I am the administrator of the bulletin board and apparently the efforts to maintain unique content (TBD is a topic of a separate tip) are not in vain because I noticed a bad tendency to rob ads through an RSS feed, analysis of the site’s html pages, i.e. content gray personalities like.
As SEO-shniki know, such duplication of content can negatively affect the ranking of a site because someone else’s site may be re-indexed first and therefore will be the only one revalant in the search results.
The first and effective method of struggle is to ping the IP site that steals the content and block it, which helped only the first time. But sometimes I just didn’t have enough time to identify thieves, and some sites began to add the use of proxy servers.
')
As a real programmer, I began to look for an automated solution and quickly found it. It is enough to remember that one of the most important differences between a web server and a user's computer on the Internet is that the server has open ports served by HTTP / SMTP / POP servers. Those. if you do not allow copying of content from IP with open ports, it will be a good obstacle.
To begin to identify gray personalities and their sites turned out to be enough of this PHP code:
//$ip – $_SERVER["REMOTE_ADDR"] $_SERVER["HTTP_X_FORWARDED_FOR"]

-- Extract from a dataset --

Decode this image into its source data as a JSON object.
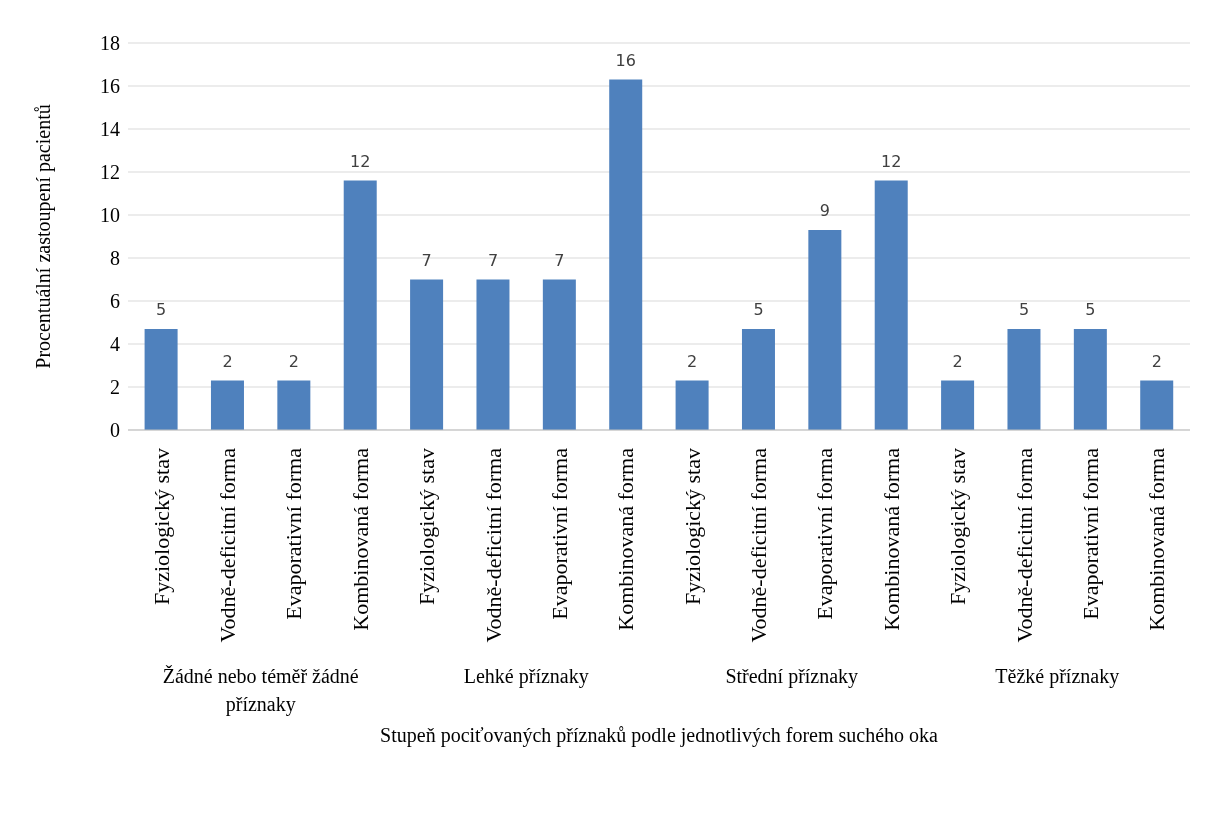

$fp = @fsockopen($ip, 80, $errno, $errstr, 1);
if( $fp !== FALSE )
{
// , IP HTTP- ..
}
It should be noted that the HTTP_X_FORWARDED_FOR field is set if the user goes through a normal proxy. But this field can be fake, so you need to check the IP specified in HTTP_X_FORWARDED_FOR, and in REMOTE_ADDR.

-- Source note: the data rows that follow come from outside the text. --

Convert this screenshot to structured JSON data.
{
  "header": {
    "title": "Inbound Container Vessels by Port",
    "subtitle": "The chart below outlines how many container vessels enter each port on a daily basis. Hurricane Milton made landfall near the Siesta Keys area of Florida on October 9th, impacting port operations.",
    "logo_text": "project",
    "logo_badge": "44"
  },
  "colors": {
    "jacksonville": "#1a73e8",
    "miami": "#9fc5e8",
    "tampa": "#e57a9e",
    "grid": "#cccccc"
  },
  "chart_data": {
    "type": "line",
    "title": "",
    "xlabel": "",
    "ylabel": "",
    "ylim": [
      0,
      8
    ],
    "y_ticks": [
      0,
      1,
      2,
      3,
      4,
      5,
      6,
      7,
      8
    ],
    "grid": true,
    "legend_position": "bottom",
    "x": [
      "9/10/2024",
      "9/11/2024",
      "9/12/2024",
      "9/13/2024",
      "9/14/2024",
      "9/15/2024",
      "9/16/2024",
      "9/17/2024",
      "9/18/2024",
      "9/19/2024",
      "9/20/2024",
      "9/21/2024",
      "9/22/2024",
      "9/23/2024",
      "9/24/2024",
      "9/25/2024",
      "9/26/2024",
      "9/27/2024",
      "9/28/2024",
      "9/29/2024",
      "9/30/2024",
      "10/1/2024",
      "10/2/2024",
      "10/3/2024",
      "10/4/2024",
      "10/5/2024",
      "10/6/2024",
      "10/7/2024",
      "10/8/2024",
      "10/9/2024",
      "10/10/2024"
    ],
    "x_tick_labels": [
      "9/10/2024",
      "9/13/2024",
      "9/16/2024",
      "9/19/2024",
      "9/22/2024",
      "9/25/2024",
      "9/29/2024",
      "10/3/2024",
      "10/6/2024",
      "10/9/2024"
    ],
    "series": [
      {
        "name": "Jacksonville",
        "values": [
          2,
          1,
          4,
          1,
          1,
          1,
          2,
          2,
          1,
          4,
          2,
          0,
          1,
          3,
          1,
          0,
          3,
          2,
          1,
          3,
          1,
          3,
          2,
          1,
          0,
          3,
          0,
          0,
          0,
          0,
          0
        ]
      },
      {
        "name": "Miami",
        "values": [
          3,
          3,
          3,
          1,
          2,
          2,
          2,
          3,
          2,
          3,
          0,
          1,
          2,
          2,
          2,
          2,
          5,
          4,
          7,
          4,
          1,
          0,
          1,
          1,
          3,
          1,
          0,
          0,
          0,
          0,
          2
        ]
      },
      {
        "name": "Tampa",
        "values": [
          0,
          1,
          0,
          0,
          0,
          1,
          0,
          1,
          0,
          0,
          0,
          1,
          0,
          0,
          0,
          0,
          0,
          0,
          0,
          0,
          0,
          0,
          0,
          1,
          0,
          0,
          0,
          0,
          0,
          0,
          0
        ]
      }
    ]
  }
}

Since the session board is set for each visitor on the notice board, the check was performed only on the 2nd hit for each unique IP.
Trial launch of the script for 1 day showed high efficiency - 4 sites-robbers were identified and neutralized. Captured IP with open 80th ports - more than 2000! Therefore, for the analysis of IP, a WHOIS service was used courtesy of nic.ru and another script. Well, well, they don't have protection from automatic scanners and they are good;)

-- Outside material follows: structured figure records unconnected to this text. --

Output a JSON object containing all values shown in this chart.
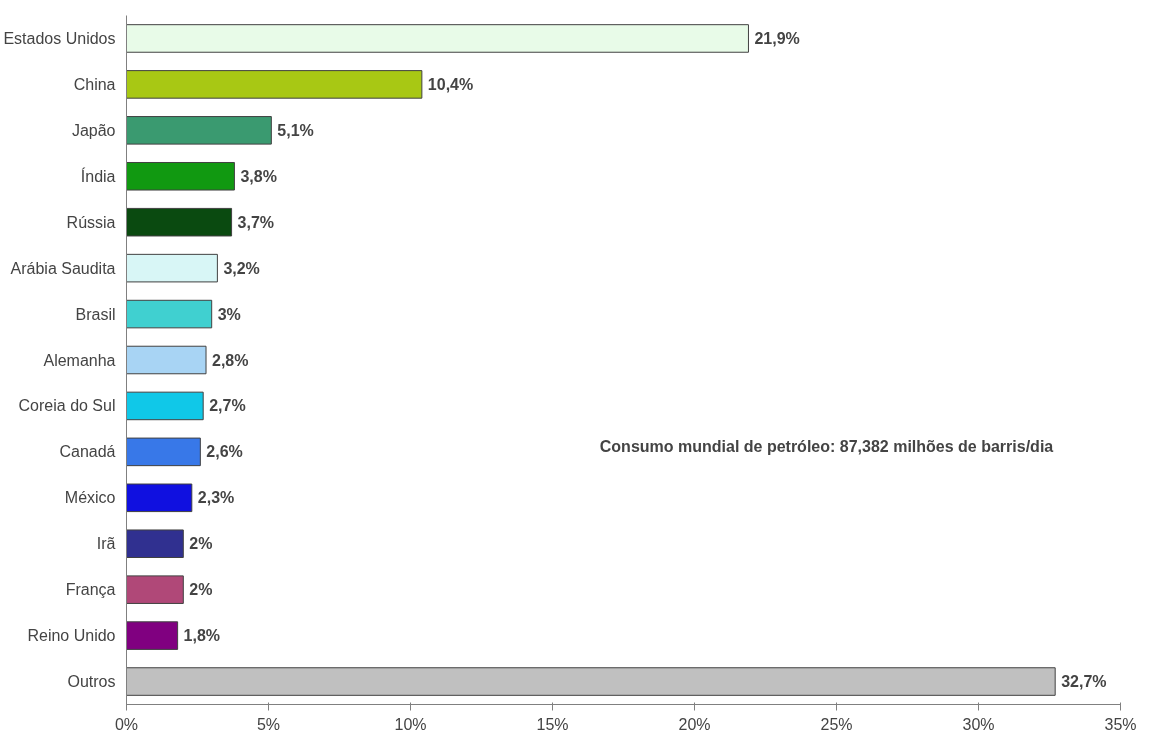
{
  "chart_data": {
    "type": "bar",
    "orientation": "horizontal",
    "categories": [
      "Estados Unidos",
      "China",
      "Japão",
      "Índia",
      "Rússia",
      "Arábia Saudita",
      "Brasil",
      "Alemanha",
      "Coreia do Sul",
      "Canadá",
      "México",
      "Irã",
      "França",
      "Reino Unido",
      "Outros"
    ],
    "values": [
      21.9,
      10.4,
      5.1,
      3.8,
      3.7,
      3.2,
      3.0,
      2.8,
      2.7,
      2.6,
      2.3,
      2.0,
      2.0,
      1.8,
      32.7
    ],
    "value_labels": [
      "21,9%",
      "10,4%",
      "5,1%",
      "3,8%",
      "3,7%",
      "3,2%",
      "3%",
      "2,8%",
      "2,7%",
      "2,6%",
      "2,3%",
      "2%",
      "2%",
      "1,8%",
      "32,7%"
    ],
    "colors": [
      "#e8fbe8",
      "#a8c814",
      "#3a9a70",
      "#119911",
      "#0a4a10",
      "#d8f6f6",
      "#40d0d0",
      "#a8d4f4",
      "#10c8e8",
      "#3878e8",
      "#1010e0",
      "#303090",
      "#b04878",
      "#800080",
      "#c0c0c0"
    ],
    "xlim": [
      0,
      35
    ],
    "xticks": [
      {
        "value": 0,
        "label": "0%"
      },
      {
        "value": 5,
        "label": "5%"
      },
      {
        "value": 10,
        "label": "10%"
      },
      {
        "value": 15,
        "label": "15%"
      },
      {
        "value": 20,
        "label": "20%"
      },
      {
        "value": 25,
        "label": "25%"
      },
      {
        "value": 30,
        "label": "30%"
      },
      {
        "value": 35,
        "label": "35%"
      }
    ],
    "annotations": [
      "Consumo mundial de petróleo: 87,382 milhões de barris/dia"
    ],
    "grid": false
  }
}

Now everyone who is on my ban list receives ad text like “This ad was illegally copied from
xxxx , which is a violation of copyright and related rights. Please do not use sites stealing content because such sites may be used to distribute hidden malware, and may also collect sensitive information about you. ”;)
However, you should not just block all IPs that have ports open to the outside. It turns out that there are home networks, where the 80th port opens proxy service statistics (yes, to each guest!), Where the list of favorite sites of this audience with the number of hits / MB and who dragged them ... is listed in detail
Additional Information:
- For the analysis of walking through a proxy server, the ports should be analyzed - 8080, 1080, 3126.
- Search for duplicates (I have a premium, personal opinion - the service is very often wrong) - http://www.copyscape.com/
I ask your ideas and comments in thread!